Since we’re in polite company on this business site, I won’t detail exactly how I described the smell in the Spirit Airlines terminals, but suffice is to say, my descriptor wasn’t classy and I’m not proud, but it was true. There was a definite “funk” in the Spirit Airline terminals in both Chicago and Ft. Lauderdale. Top that off with lack of chairs, plugs for phones and even basic amenities and you’ve got yourself a low-rent airline. Which might be O.K. if the ticket prices were actually low-rent. But they weren’t. For this kinda of luxury, my husband and I spent $800 per ticket. (Don’t get me started on the people who sat next to us, the size of the seats, etc.)
I had almost forgotten our brief, but nevertheless traumatic Spirit Airlines experience until this morning, when I received their latest e-marketing piece. Normally I just toss their communications in the trash folder because I’ve been too lazy to unsubscribe, but this one caught my eye.
“Don’t Passover These Low Fares” appeared in my Inbox bright and early this morning and, while I’m not Jewish, I thought, “wait a second! This seems just a wee bit offensive.” (BTW, I’m not Irish either). So I consulted my good friend Kathryne Auerback who is a wealth of knowledge about all sorts of stuff, including items pertinent to this story: marketing and Judaism.
So I forwarded the email to her and asked, “I’m not sure, but is this offensive if you’re Jewish?
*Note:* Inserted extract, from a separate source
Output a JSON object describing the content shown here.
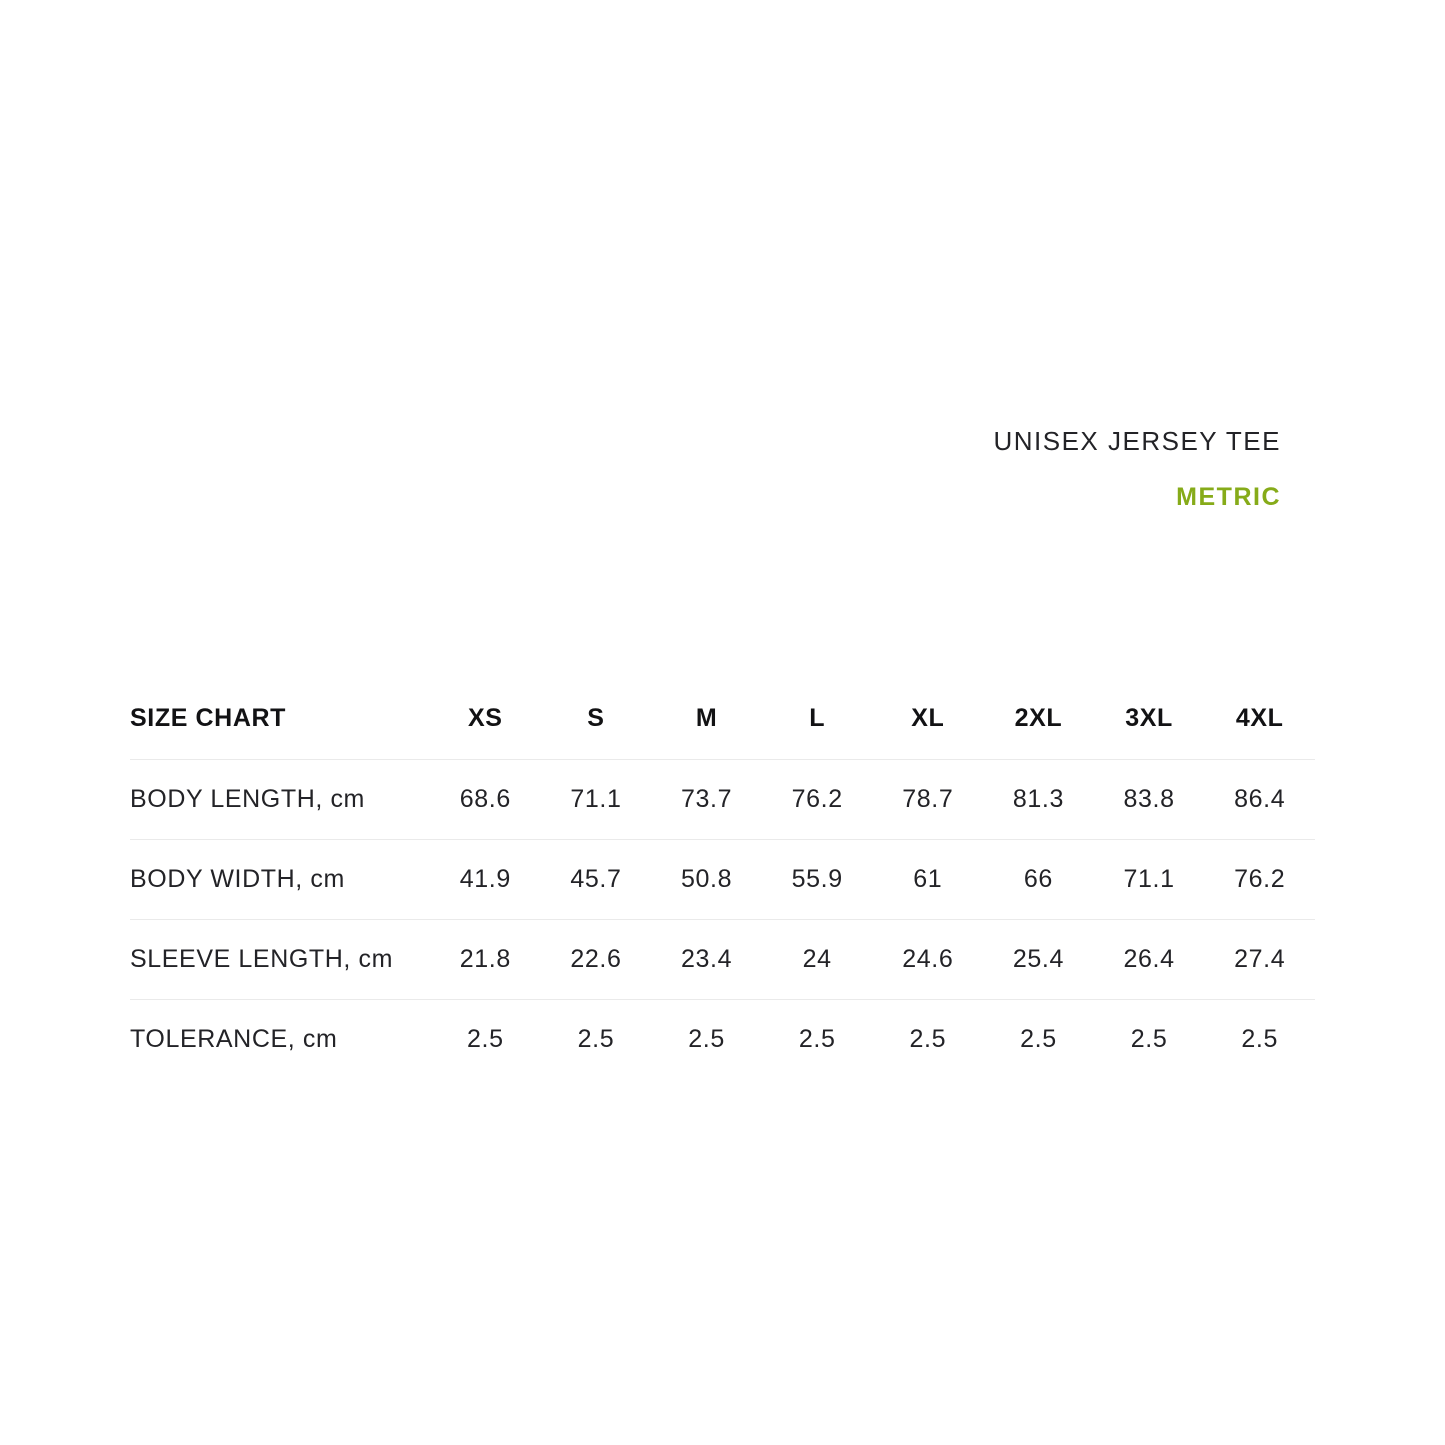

Seems like it might be a pretty dumb play right now.” Indeed, Kathryne confirmed my initial suspicions. Take a look at the above picture and enjoy her keen observations. She writes:
I like to think I have a pretty good sense of humor and I try not to take myself too seriously, but this ad is extremely offensive. It’s bad enough to make a joke about a major religious holiday (could you imagine an Easter sale picturing Jesus on the cross?), but at least get the details right. A single candle in a brass holder with a handle is totally wrong — looks more like something Grandpa Walton would be carrying up the stairs to bed. Holiday (sabbath) candles symbolize our commitment to following G-d’s commandments. Matzoh is square (and symbolic of social justice and freedom from brutal tyranny). Could you imagine an ad picturing Catholic communion wafers in funny shapes?
Right on, Kathryne. This is why I enjoy working with her – because she has a way of cutting through to the core and using great, real-world examples to illustrate her point.
Interestingly, Kathryne felt inspired enough to share her observations with the communications contact on Spirit Airline’s site, as well as with the CEO. On the plus side, she received a prompt answer. On the down side, it was pretty much a form letter from Customer Service Rep #54xx5. The letter stated:
Thanks for contacting Spirit Airlines; I’m writing in response to your message to our CEO, Mr. Baldanza.
Spirit Airlines has adopted a business model that offers our valued customers extraordinary opportunity for affordable travel. I understand that you may have been offended by our most recent promotional advertisement. It is certainly not our intent to offend our valued customers.
We continue to be receptive to all constructive criticism, both formal and from customers as well. Your comments, questions and concerns assist us in providing increasingly better service.
We strive to provide the best customer service possible coupled with the lowest fare to offer you the perfect choice of Airline. We look forward to seeing you on one of our flights in the very near future.
Thank you for contacting Spirit Airlines.
Oh, Customer Service Rep #54xx5, you do feel our pain! Not only did they adequately address the Matzoh symbol, which you could mistake for a child’s crackery birthday candle if they didn’t have that clever intro “Passover Savings” but they also took this window of opportunity to sell Kathryne on her next flight. Um…something tells me that neither Kathryne nor I will ever get on a Spirit Airline flight.
In all seriousness, this – in my humble opinion – is an Epic Marketing Fail! I advocate for a sense of playfulness with most of my clients. People enjoy it, connect with it and it can help build rapport. But you pretty much don’t make light of religion – anyone’s religion – as your marketing hook. It’s just bad business.
So, Spirit Airlines…perhaps you should rethink your holiday marketing pitch this Easter. No communion wafers in the shape of airplanes, ok?